Detailed entries cover concepts, technologies, phenomena, organisms, treaties and legal issues, research stations, places and geographical features, vessels, experiments, marine sanctuaries, scientists and lawmakers, programs, organizations, occupations and careers, and other subjects related to marine science. Spanning 1872 to the present, this resource concentrates on developments since World War II, including organizations, people, concepts, and laws of international or regional importance. Designed for high school and college students, Encyclopedia of Marine Science is extensively cross-referenced and indexed to increase its accessibility to students and teachers.
Black-and-white photographs and line illustrations.
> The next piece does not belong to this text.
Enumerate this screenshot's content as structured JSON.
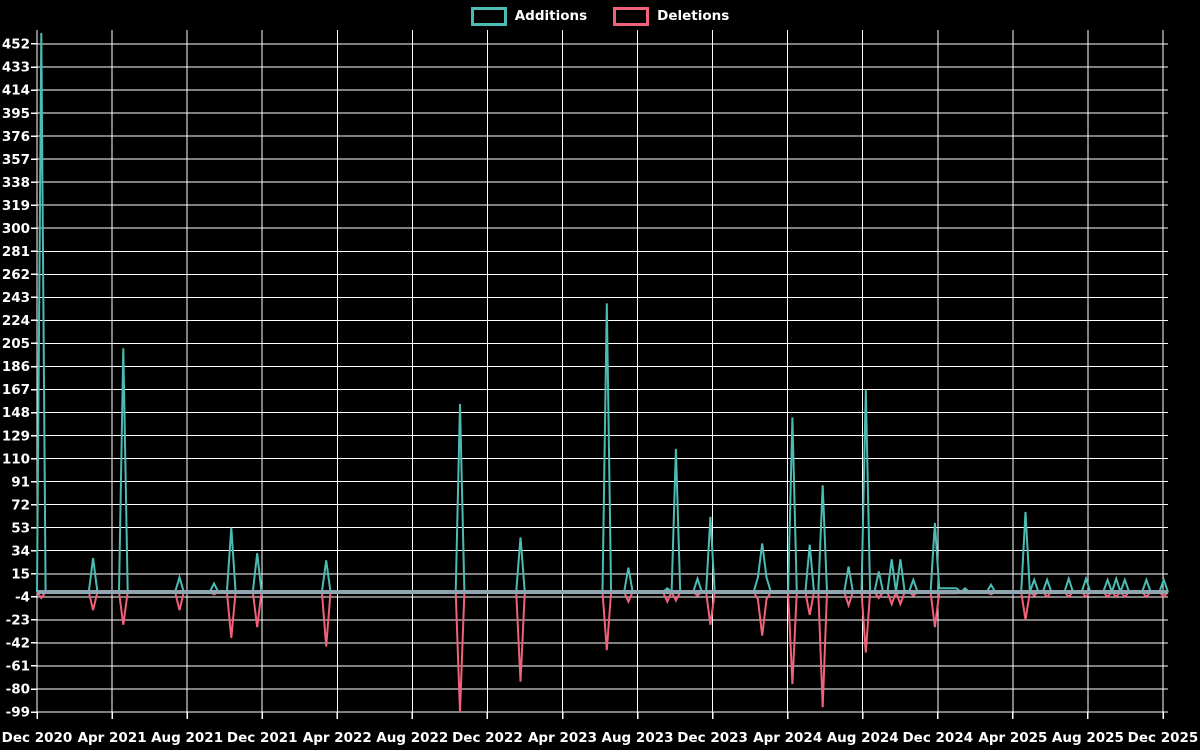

Index. Appendixes. Cross-references. Further reading.
About the Author(s)
C. Reid Nichols is the president of Marine Information Resources
Corporation, a Maryland veteran-owned small business. He is a physical
oceanographer with an M.S. from North Carolina State University. He has experience in commercial fishing, serving as a physical oceanographer for the National Oceanic and Atmospheric
Administration, and providing applied oceanographic solutions to a variety
of commercial and government customers. Nichols enlisted in the U.S. Marine Corps Reserves in 1977 as a combat engineer and has been a platoon, company, and battalion commander for units involved with landing support. He presently serves as a reserve staff officer for Marine Forces Pacific.
Robert G. Williams, Ph.D., is an oceanographer with extensive experience
in the fields of marine meteorology and physical oceanography. He has served as an oceanographer for the U.S. Navy and the National Oceanic and Atmospheric Administration. As a senior scientist with Marine Information Resources Corporation, he provides basic and applied research solutions to resolve coastal oceanography issues for a variety of commercial and government customers. He routinely teaches introductory physics, astronomy, and meteorology part-time at community colleges, and has taught courses in oceanography and meteorology in the Johns Hopkins University continuing education programs.